El Porky no cerró el hocico,
sino que se puso a rezar algo; él podía ser un reverendo idiota pero como que
tenía respeto por los muertos. Los otros dos se callaron y lo dejaron decir
cosas que hicieron que al Conejo también se le quitara la risa.
Llegaron a la parte trasera de un panteón y se fueron a buscar unas palas. Cavaron como unos tres o cuatro metros y lanzaron el cuerpo al hoyo. Y hasta ahí llegaba el cuerpo del Conejo, aquel que nunca tuvo gran cosa pero sí unos buenos amigos al final de su miserable vida. Los amigos lo enterraron y se fueron. ¿Y luego?

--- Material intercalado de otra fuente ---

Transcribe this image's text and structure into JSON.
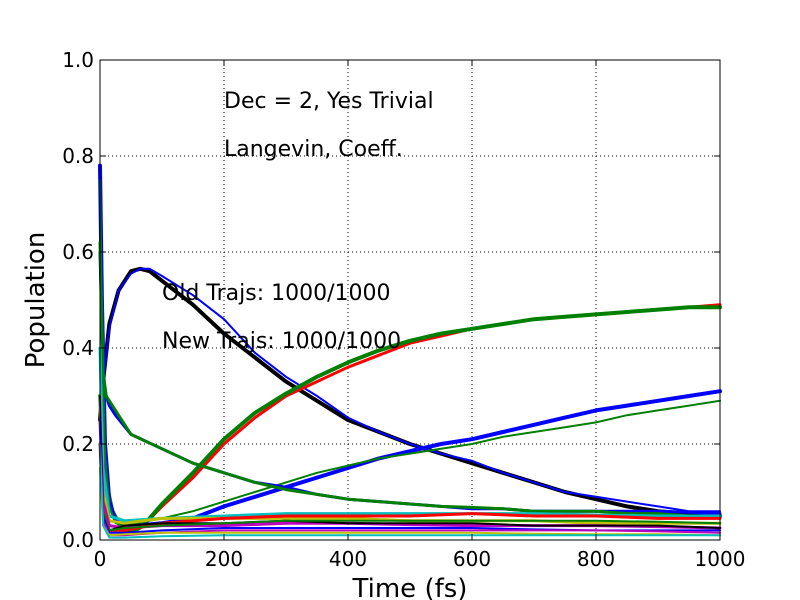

Su alma no se fue ni al más allá o al otro lado. Nada. El alma del Conejo deambuló por días que se transformaron en meses, buscando a otras almas desgraciadas como la suya. Terminó encontrando algunos que le dijeron que cuando cumpliera su asunto pendiente llegaría una luz y se lo tragaría. Esos mismos le dijeron que ellos llevaban huyendo de la luz por años, que porque podían disfrutar de las maravillas del mundo sin pagar, hacer filas ni nada.
Así, El Conejo podía ahora entrar al cine y sentarse donde
quisiera, leer revistas e incluso leer algunos libritos de las bibliotecas a
altas horas de la noche, traspasar retenes y fronteras sin necesidad de
identificación, husmear en la vida o en las casas de los demás sin ser
detectado, ¿qué más podía pedir? Tal vez extrañaba el sabor de la comida o el de las chelas, pero con eso de que no le
daba hambre o sed, al final no tenía importancia. El mundo seguía su curso y en
otros lados les iba incluso peor que lo que le había ido a él, así que había
tenido la mejor de las suertes. Se unió a las marchas en contra del nuevo
gobierno priísta, nadie lo oía pero gritaba con todas sus fuerzas; la muerte lo
estaba haciendo un intelectual, algo que no hubiera sido de haber vivido. Se
enteró de los avances con la lucha contra el SIDA, contra el cáncer; el mundo
era un paraíso y un infierno.
De sus amigos el único
sobreviviente había sido el pendejo del Porky, que terminó no siendo tan pendejo
ya que se salió de la banda para meterse a estudiar. El Correcaminos y El Pato
se mataron por andar bien pedos y manejando. El Conejo nunca encontró a sus fantasmas, lo que, según le habían dicho en ese limbo, significaba que no tenían asuntos
pendientes.
El Conejo no quería ir al más
allá, sino quedarse en el más acá. Había sido una delicia morir, así que no
supo ni quiso saber sobre su asunto pendiente.